FILTERS 7
FLIGHT
"Always." says Andrew.
They shake hands, they workout and talk. Other players arrive, subjecting Andrew to a chain of greetings and fresh introductions. He already knows the only other two who stick out, both in their final years, both destined for the draft. The agile running back Faars and the hulking safety Marques.
They go to breakfast.
Classes start. Andrew has a full slate, physics, chemistry, calculus.
Devaris often texts him, often knocks at his door, pulling him to gatherings with the other players and off-campus, to parties full of people Andrew couldn't care any less about talking to.
He likes talking to Emilia.
She often texts him.
They often meet and talk over her lunches in the complex cafe.
He takes her to dinner. He sees her, dark hair a mess around her shoulders, bangs low to her brow, above dark eyes, above high cheeks, above pink lips, a perfect bow.
They sit on his car. They talk. They kiss.
Dark figure touching light.
Andrew is obvious in the field.
Where he has known all others as defined by their absence–the void behind clothing, the slow radiation of body heat–his form is different. His is the luminescent center, the golden origin, the lens of relation, fundamental context for objects as he moves them. From the first day of his true gift, he knew himself apart from all else, and while he could move his clothing, his backpack as it hung from his shoulders, the phone in his pocket, he felt feedback when he tried to move himself. A vibration he could clearly interpret as not yet.
"So when?"
There have been few nights when he didn't prod the feeling. In his old bedroom, in his room at the beach or alone in hotel rooms his parents would pay for when athletics brought overnight stays. He would try it in different positions and different states of mind, the little attitudinal changes day to day. Always not yet.
Even now, with phone, wallet, keys, pen, unplugged lamp and baseball in an odd, slow orbit around him. He could go outside and do the same with parked cars, but still, not yet.

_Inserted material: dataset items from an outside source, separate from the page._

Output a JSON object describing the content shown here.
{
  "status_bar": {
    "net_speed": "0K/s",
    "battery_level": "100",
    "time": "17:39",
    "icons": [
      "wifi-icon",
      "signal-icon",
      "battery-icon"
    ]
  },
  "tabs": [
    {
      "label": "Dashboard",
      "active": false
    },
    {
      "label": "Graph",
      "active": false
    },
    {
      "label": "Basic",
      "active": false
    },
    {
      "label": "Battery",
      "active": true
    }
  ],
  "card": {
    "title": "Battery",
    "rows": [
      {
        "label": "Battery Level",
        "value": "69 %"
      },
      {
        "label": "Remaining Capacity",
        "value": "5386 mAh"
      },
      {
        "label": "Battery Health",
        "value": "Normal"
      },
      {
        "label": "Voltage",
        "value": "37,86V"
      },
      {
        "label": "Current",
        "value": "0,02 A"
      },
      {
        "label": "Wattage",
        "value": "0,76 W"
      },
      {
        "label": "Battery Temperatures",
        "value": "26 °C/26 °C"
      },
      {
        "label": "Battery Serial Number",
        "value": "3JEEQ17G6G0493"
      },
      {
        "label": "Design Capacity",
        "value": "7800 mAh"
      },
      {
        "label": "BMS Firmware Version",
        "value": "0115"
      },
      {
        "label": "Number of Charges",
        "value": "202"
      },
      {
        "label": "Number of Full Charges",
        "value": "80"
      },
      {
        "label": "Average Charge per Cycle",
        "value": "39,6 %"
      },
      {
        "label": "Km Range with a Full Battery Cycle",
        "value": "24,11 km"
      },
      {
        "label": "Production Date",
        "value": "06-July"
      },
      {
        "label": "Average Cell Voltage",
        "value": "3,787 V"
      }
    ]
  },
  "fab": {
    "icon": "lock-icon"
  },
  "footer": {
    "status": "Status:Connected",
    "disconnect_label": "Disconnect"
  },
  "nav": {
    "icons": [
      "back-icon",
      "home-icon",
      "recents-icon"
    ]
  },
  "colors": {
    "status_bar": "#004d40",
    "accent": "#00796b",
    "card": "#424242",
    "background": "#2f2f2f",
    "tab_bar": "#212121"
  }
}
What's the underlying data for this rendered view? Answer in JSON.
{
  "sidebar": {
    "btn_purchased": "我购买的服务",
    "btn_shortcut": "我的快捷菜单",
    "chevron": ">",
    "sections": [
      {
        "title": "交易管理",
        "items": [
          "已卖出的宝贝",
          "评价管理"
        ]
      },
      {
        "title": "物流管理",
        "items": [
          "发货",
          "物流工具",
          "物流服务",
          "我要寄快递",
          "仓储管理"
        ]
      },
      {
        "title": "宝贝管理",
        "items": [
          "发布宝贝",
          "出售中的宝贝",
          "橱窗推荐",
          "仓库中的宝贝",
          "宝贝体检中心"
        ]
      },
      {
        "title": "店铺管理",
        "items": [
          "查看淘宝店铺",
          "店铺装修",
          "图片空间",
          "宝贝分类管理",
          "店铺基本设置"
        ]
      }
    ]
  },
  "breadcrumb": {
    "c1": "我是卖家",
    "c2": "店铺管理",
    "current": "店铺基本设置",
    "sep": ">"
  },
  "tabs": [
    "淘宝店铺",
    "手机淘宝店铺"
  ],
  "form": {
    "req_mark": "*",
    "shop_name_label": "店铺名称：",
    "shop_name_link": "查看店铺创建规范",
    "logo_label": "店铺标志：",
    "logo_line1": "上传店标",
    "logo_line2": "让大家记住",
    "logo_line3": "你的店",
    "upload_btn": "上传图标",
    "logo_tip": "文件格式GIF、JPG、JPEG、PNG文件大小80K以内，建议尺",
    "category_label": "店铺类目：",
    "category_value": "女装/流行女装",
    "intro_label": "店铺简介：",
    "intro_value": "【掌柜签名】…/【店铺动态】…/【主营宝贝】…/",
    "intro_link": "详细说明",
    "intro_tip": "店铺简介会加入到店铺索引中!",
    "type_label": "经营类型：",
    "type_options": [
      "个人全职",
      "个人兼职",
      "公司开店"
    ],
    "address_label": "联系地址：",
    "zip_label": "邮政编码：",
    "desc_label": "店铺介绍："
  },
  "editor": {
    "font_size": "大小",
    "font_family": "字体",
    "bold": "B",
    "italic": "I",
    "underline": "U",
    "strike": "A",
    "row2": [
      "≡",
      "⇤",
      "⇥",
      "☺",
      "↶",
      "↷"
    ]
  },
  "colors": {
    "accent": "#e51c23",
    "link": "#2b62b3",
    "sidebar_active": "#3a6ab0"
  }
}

He pushes into the feedback.
"When?"
Clearly, as if spoken to him. Not yet.
"Why not?"
He pushes into the feeling until he feels all but physically knocked back.
It can kill you.
From the height? No, that isn't right. He wouldn't suddenly forget how to control himself unless he rose so high that he risked hypoxia, and he wouldn't do that. Could he lose the ability somewhere in the sky? He would rather die. What else could it be? He would move his body, same as a baseball, same as his father's truck, same as a shipping container. Simple, surely?
He thinks. He thinks.
Gentle ringing.
"If I am moving my body, I am using this on my body. I could crush my organs or shatter bones. I could do to myself what I did to the bear."
Yes.
He feels the change at once, mental and physical weight lifting as he rises into the air, but in his surprise he relinquishes control and falls onto his bed and bounces to the floor where his little satellites collapse on him from above, but he doesn't notice. He's already focusing, reaching for his brilliant center where now he finds no feedback, only his own excited apprehension as his grip surrounds his form and he is weightless again, objects rolling off of him except his phone, his body moving up and over his bed and falling onto it.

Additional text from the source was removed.